*przed zgromadzeniem*
- Hej - wymruczał, ziewając głośno. - Co tam?
-D-dobrze. Ch-chciałem c-ci ty-tylko po-pogratulować, Je-jesionowy Wi-wichrze. T-to i-imię n-na prawdę d-do c-ciebie pa-pasuje - Lekko się uśmiechnął, po czym wymknął się z legowiska.
Zaskoczony, zaczął nawoływać brata. Co on wyprawiał? Zerwał się natychmiast na łapy i rzucił w pościg za burasem. Nie rozumiał co się stało, dlaczego nagle uciekł? Może chciał się pobawić w berka? Nie miał pojęcia, co nim kierowało, jednak skoro uciekał, to musiał coś przeskrobać. Miał nadzieję, że to nic poważnego i nikt nie domyśli się, że coś zrobił. Chociaż szczerze wątpił, że brat byłby do czegoś takiego zdolny. No bo co on mógł zrobić? Przyspieszył czując, że zbliża się do celu. Uczeń pobiegł w las w takim tempie, jakby zobaczył ducha. Szybko skrócił ich dystans i rzucił się na niego. Oboje poturlali się po mokrej ziemi, brudząc sierść w błocie.
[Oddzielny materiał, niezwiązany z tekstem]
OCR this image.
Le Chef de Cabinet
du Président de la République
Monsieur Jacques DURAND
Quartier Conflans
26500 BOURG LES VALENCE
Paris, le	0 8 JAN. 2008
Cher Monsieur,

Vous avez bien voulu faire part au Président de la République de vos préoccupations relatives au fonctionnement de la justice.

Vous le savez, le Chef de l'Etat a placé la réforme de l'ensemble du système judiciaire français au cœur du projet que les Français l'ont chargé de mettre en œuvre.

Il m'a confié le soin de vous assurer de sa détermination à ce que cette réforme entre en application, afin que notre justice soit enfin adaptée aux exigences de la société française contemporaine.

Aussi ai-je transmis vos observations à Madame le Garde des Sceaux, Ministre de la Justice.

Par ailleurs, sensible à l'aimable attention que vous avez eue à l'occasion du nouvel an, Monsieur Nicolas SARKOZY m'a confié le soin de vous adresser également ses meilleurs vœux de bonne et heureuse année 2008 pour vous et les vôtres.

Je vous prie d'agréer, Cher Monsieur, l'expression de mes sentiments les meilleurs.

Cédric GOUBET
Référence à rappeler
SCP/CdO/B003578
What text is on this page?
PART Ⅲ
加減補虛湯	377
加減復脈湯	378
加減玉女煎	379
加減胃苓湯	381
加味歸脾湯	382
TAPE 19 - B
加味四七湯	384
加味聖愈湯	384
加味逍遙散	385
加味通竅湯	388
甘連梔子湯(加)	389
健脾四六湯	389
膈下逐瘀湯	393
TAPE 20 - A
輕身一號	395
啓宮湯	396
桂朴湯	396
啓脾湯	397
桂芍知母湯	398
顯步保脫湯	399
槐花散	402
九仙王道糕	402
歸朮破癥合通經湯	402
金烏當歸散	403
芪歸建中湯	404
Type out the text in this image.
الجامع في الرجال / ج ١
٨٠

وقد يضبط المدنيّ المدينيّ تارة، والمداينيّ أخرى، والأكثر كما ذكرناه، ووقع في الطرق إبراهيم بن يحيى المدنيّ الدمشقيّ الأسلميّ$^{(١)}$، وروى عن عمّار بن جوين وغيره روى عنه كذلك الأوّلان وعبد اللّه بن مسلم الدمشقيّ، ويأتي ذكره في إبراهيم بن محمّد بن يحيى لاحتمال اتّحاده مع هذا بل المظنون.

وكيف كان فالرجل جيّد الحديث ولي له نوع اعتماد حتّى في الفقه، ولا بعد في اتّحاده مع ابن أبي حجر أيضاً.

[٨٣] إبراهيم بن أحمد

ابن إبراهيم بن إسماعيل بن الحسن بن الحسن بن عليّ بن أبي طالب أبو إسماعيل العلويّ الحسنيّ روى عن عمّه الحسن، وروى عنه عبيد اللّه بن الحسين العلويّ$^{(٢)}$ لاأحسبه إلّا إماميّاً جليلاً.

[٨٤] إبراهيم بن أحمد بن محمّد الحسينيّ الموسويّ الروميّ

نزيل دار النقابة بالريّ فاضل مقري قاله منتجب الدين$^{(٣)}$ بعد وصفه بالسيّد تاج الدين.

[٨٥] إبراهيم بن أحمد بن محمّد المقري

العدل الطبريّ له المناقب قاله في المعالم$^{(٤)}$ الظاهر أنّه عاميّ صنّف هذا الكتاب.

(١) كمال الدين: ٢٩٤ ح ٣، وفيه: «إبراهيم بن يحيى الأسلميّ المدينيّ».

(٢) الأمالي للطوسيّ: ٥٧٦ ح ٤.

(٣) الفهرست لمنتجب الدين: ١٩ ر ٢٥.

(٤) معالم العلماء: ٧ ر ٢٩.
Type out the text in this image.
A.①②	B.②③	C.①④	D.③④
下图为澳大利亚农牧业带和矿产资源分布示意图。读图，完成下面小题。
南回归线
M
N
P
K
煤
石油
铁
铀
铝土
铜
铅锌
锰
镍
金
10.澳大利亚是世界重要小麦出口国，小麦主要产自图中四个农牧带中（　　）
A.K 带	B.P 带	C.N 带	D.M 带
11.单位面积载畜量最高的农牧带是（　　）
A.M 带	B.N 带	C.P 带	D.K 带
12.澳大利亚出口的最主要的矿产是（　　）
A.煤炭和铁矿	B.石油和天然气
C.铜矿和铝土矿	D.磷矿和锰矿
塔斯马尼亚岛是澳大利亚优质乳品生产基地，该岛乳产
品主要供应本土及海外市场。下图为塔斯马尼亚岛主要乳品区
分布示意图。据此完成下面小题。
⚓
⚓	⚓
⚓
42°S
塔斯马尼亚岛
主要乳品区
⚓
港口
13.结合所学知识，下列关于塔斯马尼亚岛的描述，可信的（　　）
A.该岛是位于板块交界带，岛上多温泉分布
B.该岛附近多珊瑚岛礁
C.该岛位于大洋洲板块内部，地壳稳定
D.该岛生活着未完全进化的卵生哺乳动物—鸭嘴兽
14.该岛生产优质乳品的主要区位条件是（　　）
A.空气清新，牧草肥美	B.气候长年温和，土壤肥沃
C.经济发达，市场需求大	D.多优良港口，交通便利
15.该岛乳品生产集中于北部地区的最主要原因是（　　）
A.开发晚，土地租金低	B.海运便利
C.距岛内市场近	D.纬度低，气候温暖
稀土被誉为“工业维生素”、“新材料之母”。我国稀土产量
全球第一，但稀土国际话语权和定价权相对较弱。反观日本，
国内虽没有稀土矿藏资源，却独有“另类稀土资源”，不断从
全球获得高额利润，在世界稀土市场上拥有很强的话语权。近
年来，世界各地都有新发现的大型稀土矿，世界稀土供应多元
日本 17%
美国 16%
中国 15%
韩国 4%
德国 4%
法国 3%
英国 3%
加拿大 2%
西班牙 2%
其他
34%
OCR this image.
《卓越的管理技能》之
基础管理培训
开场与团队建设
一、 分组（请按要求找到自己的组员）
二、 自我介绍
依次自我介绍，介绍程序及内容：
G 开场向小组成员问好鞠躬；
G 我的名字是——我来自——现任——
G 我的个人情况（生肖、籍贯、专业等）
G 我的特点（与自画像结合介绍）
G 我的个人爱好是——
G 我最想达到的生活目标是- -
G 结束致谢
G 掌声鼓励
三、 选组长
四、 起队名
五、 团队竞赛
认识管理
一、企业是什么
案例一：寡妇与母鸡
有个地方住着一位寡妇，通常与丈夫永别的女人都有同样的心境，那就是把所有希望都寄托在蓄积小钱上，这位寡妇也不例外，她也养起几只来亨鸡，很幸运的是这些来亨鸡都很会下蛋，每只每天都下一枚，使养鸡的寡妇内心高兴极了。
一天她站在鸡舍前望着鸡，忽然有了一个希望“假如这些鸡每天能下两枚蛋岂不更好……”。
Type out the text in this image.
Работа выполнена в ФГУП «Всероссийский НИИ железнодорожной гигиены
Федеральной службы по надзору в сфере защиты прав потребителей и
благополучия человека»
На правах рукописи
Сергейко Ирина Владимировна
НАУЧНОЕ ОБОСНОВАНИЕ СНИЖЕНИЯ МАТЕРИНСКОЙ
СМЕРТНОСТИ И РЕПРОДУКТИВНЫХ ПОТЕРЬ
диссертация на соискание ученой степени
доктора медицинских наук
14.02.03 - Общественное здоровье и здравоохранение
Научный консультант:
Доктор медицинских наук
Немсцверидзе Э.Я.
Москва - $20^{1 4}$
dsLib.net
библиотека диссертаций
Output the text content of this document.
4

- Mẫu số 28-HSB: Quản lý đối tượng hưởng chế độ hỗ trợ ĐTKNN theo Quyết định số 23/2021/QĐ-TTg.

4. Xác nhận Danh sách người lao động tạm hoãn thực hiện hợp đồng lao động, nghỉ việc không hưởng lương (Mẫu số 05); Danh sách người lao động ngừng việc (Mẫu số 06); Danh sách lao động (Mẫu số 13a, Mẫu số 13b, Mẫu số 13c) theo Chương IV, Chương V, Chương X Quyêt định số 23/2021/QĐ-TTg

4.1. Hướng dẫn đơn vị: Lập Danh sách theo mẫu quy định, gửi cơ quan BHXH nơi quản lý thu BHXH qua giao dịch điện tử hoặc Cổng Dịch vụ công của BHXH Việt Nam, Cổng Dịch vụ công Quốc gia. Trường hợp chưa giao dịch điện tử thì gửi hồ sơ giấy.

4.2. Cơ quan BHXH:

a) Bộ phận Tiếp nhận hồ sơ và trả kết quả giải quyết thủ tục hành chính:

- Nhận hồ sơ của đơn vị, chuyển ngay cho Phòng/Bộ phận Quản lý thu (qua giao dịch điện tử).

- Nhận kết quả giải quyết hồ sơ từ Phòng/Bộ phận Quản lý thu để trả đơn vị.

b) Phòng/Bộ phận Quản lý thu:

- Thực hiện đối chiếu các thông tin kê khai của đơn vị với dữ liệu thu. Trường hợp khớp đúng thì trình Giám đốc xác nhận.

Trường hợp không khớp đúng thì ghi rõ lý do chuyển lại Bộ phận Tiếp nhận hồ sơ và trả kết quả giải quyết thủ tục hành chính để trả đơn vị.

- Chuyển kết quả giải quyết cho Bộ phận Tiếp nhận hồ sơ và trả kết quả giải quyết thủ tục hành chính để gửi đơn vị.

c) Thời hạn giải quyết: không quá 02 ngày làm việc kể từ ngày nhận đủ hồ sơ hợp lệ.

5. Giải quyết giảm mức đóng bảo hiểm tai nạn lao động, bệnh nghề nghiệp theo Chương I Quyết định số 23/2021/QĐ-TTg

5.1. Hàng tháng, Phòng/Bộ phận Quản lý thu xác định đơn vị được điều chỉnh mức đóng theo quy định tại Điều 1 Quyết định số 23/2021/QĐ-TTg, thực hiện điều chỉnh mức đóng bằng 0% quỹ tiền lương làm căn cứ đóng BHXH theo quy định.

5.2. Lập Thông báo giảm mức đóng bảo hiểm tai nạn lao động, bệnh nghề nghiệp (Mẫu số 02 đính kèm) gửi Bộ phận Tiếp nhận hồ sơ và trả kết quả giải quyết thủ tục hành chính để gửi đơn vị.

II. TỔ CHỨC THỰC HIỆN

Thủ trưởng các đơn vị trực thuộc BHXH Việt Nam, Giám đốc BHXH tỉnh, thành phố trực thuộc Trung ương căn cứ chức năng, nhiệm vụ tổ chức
- Mam cię! - zawołał przyciskając go do ziemi. - A teraz mów co się stało!
-N-n-nic! - Malinek zaczął się szarpać, próbując wydostać się spod czekoladowego.
- Jak to nic? Przecież widzę, że coś jest nie tak! No dalej, Malinowa Łapo. Bo cię nie puszcze!
Wpatrywał się w niego, widząc jak ten ucieka przed nim wzrokiem. Trwali tak chwilę, gdy w końcu Malinek postanowił się odezwać.
- Bo...bo...je-esteś ju-uż wo-ojownikiem.
- I to powód, dlaczego przede mną uciekasz? - zaśmiał się. - Przestań. Przecież ciągle jestem twoim bratem. To, że zostałem mianowany nie oznacza, że nagle będę zły i niedobry. Przecież wiesz, że możesz na mnie liczyć.
- Mhm...
- Teraz zejdę z ciebie, ale nie uciekaj, dobra?
Malinowa Łapa kiwnął głową. Ostrożnie zszedł z niego i obserwował jakichkolwiek sygnałów, które świadczyłyby, że chciałby wznowić ucieczkę. Jednak brat najwidoczniej zrozumiał, że nie ucieknie przed Jesionowym Wichrem i siedział ze smętną miną, którą starał się nieudolnie ukryć.
- Ej? Co jest?
- N-nic...
Uważnie wpatrywał się w brata, próbując przejrzeć jego maskę. Uśmiechnął się widząc nagle, co ten pościg zrobił z futrem ucznia. Było całe pozlepiane od ciemnego błota! Pamiętał dobrze skąd kojarzył podobną sytuację.
- Heej... Malinowa Łapoooo.
Brat w końcu uniósł na niego swoje niebieskie oczy.
- Pamiętasz zabawę w błocie?
-T-ta-ak a c-co?
Nie tłumacząc, po prostu nabrał stopionego śniegu w łapę i rzucił nim w niego. Widział jak oczy burasa robią się większe. Chyba się z nim pobawi? Pamiętał w końcu, jak ostatnio zareagował na ubrudzenie, ale teraz był już wystarczająco duży, aby zrozumieć, że Jesionowy Wicher chcę tylko go rozweselić. Stał i czekał na jego ruch. Podreptał łapami w miejscu, wskazując pyskiem na błoto.
- No dalej, Malinowa Łapo. Pokonasz mnie w walce na błotne kule? - Uśmiechnął się przy tym, nabierając kolejną porcję na łapę.